= Public holidays in Aruba =

The national holidays in Aruba are:

| Date | English name | Dutch name | Papiamento name | Notes |
|---|---|---|---|---|
| 1 January | New Year's Day | Nieuwjaarsdag | Aña Nobo | About special Aruban tradition related to the New Year's Eve, pagara and Dande. |
| 25 January | Betico Croes Day | Dag van Betico Croes | Dia di Betico Croes | Arubans commemorates the birthday of the late Aruban political leader, Gilberto François ("Betico") Croes, called the Father of the Aruban People and Libertador (lit. Liberator). He helped Aruba attain the "Status Aparte", giving Aruba autonomy from the Netherlands Antilles and eventually allowing it to function as a commonwealth within the Kingdom of the Netherlands. |
| February or March | Carnival Monday | Carnaval Maandag | Dialuna Carnaval | Carnival Monday always takes place after the weekend of the grand Carnival parades and it is the Monday before Ash Wednesday. 2024: February 12. It is an official day of rest, so that everyone can recoup and recover from all the parades and festivities that took place in the previous two months or so. |
| March 18 | National Anthem and Flag Day | Dag van het Volkslied en de Vlag | Dia di Himno y Bandera | The national Flag of Aruba, along with the official anthem "Aruba Dushi Tera", was adopted on 18 March 1976. The celebration commemorates the Kingdom of the Netherlands giving Aruba an autonomous status (Status Aparte). |
| March or April | Good Friday | Goede Vrijdag | Bierna Santo | Friday before Easter. 2024: March 29 |
| March or April | Easter Monday | Tweede Paasedag | Dialuna Pasco | This is a two-day holiday, called Eerste Paasdag (lit.: First Easter Day) on Sunday and Tweede Paasdag (lit.: Second Easter Day) on Monday. 2024: March 31 - April 1. |
| 27 April | King's Day | Koningsdag | Dia di Rey | This is the celebration of the birthday of King Willem-Alexander of the Kingdom of the Netherlands. If April 27 falls on a Sunday, King's Day is celebrated on the 26th. |
| May 1 | Labour Day | Dag van de Arbeid | Dia di Labor | Contrary to the European part of the Kingdom of the Netherlands, where no Labor Day is celebrated at all (even not at a different date), Arubans celebrate it on the 1st of May, like most countries of the world. |
| 40 days after Easter | Ascension Day | Hemelvaartsdag | Dia di Ascension | 2024: May 9 |
| 25–26 December | Christmas Day | Kerstmis | Pasco di Nacemento (Pasco) | Two days of Christmas are celebrated, called Eerste Kerstdag (lit.
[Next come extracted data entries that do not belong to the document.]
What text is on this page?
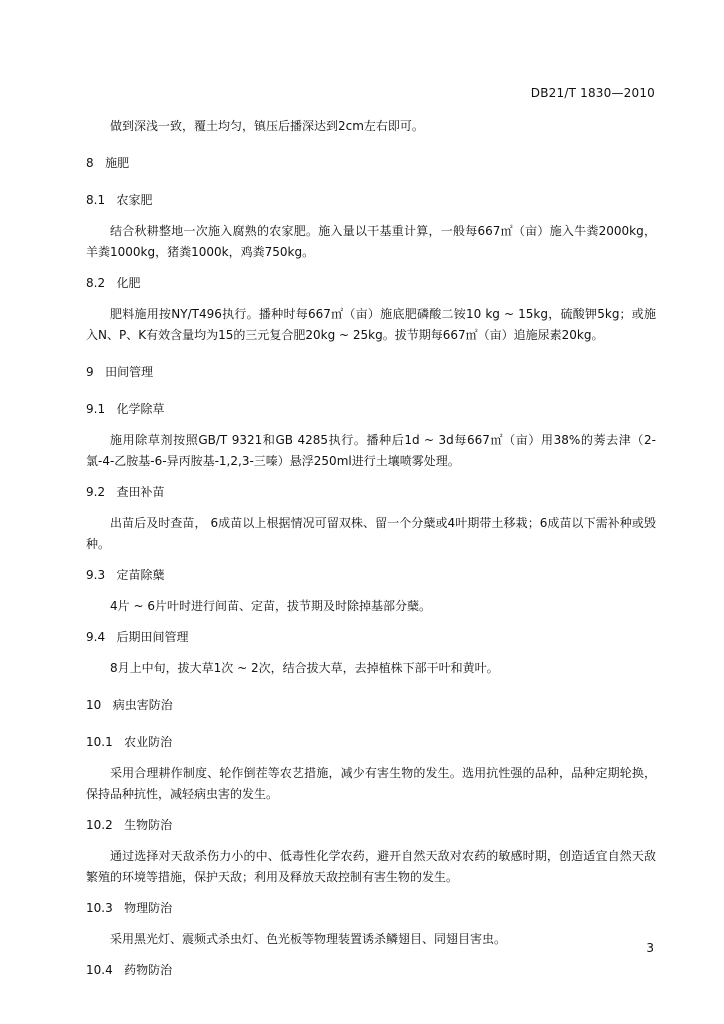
DB21/T 1830—2010

做到深浅一致，覆土均匀，镇压后播深达到2cm左右即可。

8 施肥
8.1 农家肥

结合秋耕整地一次施入腐熟的农家肥。施入量以干基重计算，一般每667㎡（亩）施入牛粪2000kg，羊粪1000kg，猪粪1000k，鸡粪750kg。

8.2 化肥

肥料施用按NY/T496执行。播种时每667㎡（亩）施底肥磷酸二铵10 kg ~ 15kg，硫酸钾5kg；或施入N、P、K有效含量均为15的三元复合肥20kg ~ 25kg。拔节期每667㎡（亩）追施尿素20kg。

9 田间管理
9.1 化学除草

施用除草剂按照GB/T 9321和GB 4285执行。播种后1d ~ 3d每667㎡（亩）用38%的莠去津（2-氯-4-乙胺基-6-异丙胺基-1,2,3-三嗪）悬浮250ml进行土壤喷雾处理。

9.2 查田补苗

出苗后及时查苗， 6成苗以上根据情况可留双株、留一个分蘖或4叶期带土移栽；6成苗以下需补种或毁种。

9.3 定苗除蘖

4片 ~ 6片叶时进行间苗、定苗，拔节期及时除掉基部分蘖。

9.4 后期田间管理

8月上中旬，拔大草1次 ~ 2次，结合拔大草，去掉植株下部干叶和黄叶。

10 病虫害防治
10.1 农业防治

采用合理耕作制度、轮作倒茬等农艺措施，减少有害生物的发生。选用抗性强的品种，品种定期轮换，保持品种抗性，减轻病虫害的发生。

10.2 生物防治

通过选择对天敌杀伤力小的中、低毒性化学农药，避开自然天敌对农药的敏感时期，创造适宜自然天敌繁殖的环境等措施，保护天敌；利用及释放天敌控制有害生物的发生。

10.3 物理防治

采用黑光灯、震频式杀虫灯、色光板等物理装置诱杀鳞翅目、同翅目害虫。

10.4 药物防治
3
First Christmas Day) and Tweede Kerstdag (lit. Second Christmas Day) |

== Other celebrations in Aruba ==

These celebrations are not official holidays, but they are still part of the cultural celebrations in Aruba.
- Semana Santa - the week leading up to the Easter holidays - It is a tradition for entire Aruban families to enjoy a few days vacation away from home camping on the beaches around the island.
- Dera Gay (The Burying of the Rooster) - June 24th each year - On the Feast of St. John the Baptist (in Papiamento: Dia di San Juan) people thank the Gods for the good harvest year and request them to bless the harvests for the following year. This is a non-Christian tradition, related to African diaspora religions.
- Aruba's Carnival Schedule Day - November 11th each year - At 11:11 AM on the 11th of the 11th month, the Carnival Schedule for the upcoming season is officially announced. The preparations period lasts till December 31st, and the contests, parties and parades start with the Torch Parade on the first Saturday in January. The final parades take place in the weekend before Ash Wednesday (Dutch: Aswoensdag).
- Sinterklaas (Sint Nicolas or Santa Claus's Eve) - December 5th each year - Saint Nicolas arrives with his "Zwarte Pieten" (helpers) via boat, supposedly from Spain, to the Harbor of Oranjestad, on the first Saturday after November 11, i.e. a few weeks before his birthday and name day. On his arrival he greets all children of Aruba and rewards them with gifts and candy for their good behavior. On December 5th, on his birthday, Saint Nicolas treats all children with presents that get delivered to their house. (While the birthday and nameday of Saint Nicolas is really on December 6, it is the Saint Nicolas's Eve which is the focus of the celebration).
- Halloween
- Kingdom Day - December 15th each year - Kingdom's Day is the celebration of the signing of the Charter for the Kingdom of the Netherlands on 15 December 1954, which marked the ending of the colonial era in the Kingdom of the Netherlands. December 15 is an official day to raise the flag at all public buildings throughout the kingdom.